Os clientes gostam de se sentar nas mesas simples e castiças, a lembrar os cafés da década de 60, onde apenas é colocada uma toalha de papel, guardanapos e as travessas com as iguarias desejadas. Porém, pela força do hábito e o gostinho especial dos afamados mariscos do “Eduardo das Conquilhas”, agora há quem os queira degustar em casa e, sobretudo, disponibilizá-los, para toda a família, na mesa da consoada. “É uma área de negócio que tem vindo a crescer. O que sai mais são as sapateiras e as amêijoas. O ano passado ultrapassamos a meia tonelada e, este ano, pelas encomendas, também o vamos fazer”, avança o herdeiro do negócio, sob o olhar atento do pai, o timoneiro Eduardo, 86 anos, que brinca: “Subi de posto, agora sou relações-públicas”. A frase é largada com um olhar de imensa ternura, para o filho. É Natal todo o ano para esta família, que fecha o restaurante no dia 24, às seis da tarde, para passar a consoada em casa.

Antes disso, há que aviar a clientela. “Pedem de tudo: gambas, percebes, sapateiras, amêijoas.
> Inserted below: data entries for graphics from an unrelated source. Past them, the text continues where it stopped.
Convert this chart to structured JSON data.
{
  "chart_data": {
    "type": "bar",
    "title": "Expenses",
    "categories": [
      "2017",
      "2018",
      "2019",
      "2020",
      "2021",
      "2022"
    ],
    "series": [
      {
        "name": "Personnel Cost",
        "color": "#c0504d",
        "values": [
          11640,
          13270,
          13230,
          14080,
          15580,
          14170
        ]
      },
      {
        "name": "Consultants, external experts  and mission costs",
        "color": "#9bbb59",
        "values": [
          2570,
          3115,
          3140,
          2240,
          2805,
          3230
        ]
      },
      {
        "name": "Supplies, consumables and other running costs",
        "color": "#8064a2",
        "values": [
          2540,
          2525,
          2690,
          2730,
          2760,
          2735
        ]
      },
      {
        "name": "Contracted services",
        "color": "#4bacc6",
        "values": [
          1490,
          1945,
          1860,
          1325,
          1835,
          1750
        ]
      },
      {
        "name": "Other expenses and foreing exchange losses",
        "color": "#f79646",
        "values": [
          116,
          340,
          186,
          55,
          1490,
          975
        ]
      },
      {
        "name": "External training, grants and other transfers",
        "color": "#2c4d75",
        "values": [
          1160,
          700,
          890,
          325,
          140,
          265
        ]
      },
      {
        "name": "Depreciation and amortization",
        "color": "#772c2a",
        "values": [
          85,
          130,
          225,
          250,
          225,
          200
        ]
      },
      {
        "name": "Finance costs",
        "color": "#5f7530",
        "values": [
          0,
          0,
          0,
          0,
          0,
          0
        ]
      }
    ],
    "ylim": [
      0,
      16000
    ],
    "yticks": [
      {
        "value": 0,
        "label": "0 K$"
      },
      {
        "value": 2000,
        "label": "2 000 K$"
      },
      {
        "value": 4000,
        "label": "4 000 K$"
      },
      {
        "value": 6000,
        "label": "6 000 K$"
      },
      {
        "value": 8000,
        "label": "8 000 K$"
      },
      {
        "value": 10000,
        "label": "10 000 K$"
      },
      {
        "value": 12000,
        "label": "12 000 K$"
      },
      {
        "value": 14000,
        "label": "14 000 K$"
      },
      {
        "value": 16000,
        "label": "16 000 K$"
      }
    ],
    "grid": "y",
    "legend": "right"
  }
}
Principalmente, muitas sapateiras e amêijoas”. Mas, amêijoas?! E depois, come-se o pitéu frio? Nada disso! “Arranjámos um sistema para que o cliente possa fazer em casa: as amêijoas vão cruas mas, à parte, segue uma embalagem com o nosso molho e os nossos temperos. A pessoa só precisar de colocar tudo na frigideira e fazer ao momento. É espetacular!”, orgulha-se Ricardo, que explica ainda que, também as sapateiras, são agora confecionadas de modo inovador. “São cozidas a vapor. Depois vão dentro de uma caixinha, já arranjadinhas. Na hora da consoada, o cliente só tem que as tirar da caixa e pôr na mesa”.

A salada de polvo também começou a ser requisitada para esta época. “Vendemos cerca de 100 saladas de polvo, para fora, para a noite de Natal”. Pastéis de bacalhau e rissóis também são acepipes bem conhecidos, nesta marisqueira. A tradição vem de longe e continua. “De avós, passou para filhos e netos. Há muitas encomendas de salgados. E até há quem peça sushi!”, adianta Ricardo Santos.

Em 2015, por ocasião das Bodas de Ouro, o “Eduardo das Conquilhas” abriu uma sucursal no Mercado de Carcavelos. E é de lá que saem os combinados de sushi, para consoadas mais exóticas. “O ano passado vendemos mais de 100 combinados de sushi, para a consoada. De resto, é tudo feito aqui mas quem quiser pode ir buscar a Carcavelos, que nós mandamos para lá, onde é mais fácil de estacionar”, aconselha o gerente da casa.

Nos bastidores da marisqueira, dois tanques acolhem centenas de sapateiras, que nadam sem saberem que o seu destino será deliciar os palatos natalícios. Um mundo que se esconde, atrás do balcão e das mesas, das cervejas que saem constantemente das bicas, e do bulício dos empregados, sempre de um lado para o outro, de mesa em mesa, que a clientela é muita e fiel. “No dia da consoada começamos a trabalhar muito cedinho, para atender a todos os pedidos. É um dia diferente, de muito trabalho, mas que compensa”, remata Ricardo, desejando Boas Festas e grandes petiscos, para todos os portugueses.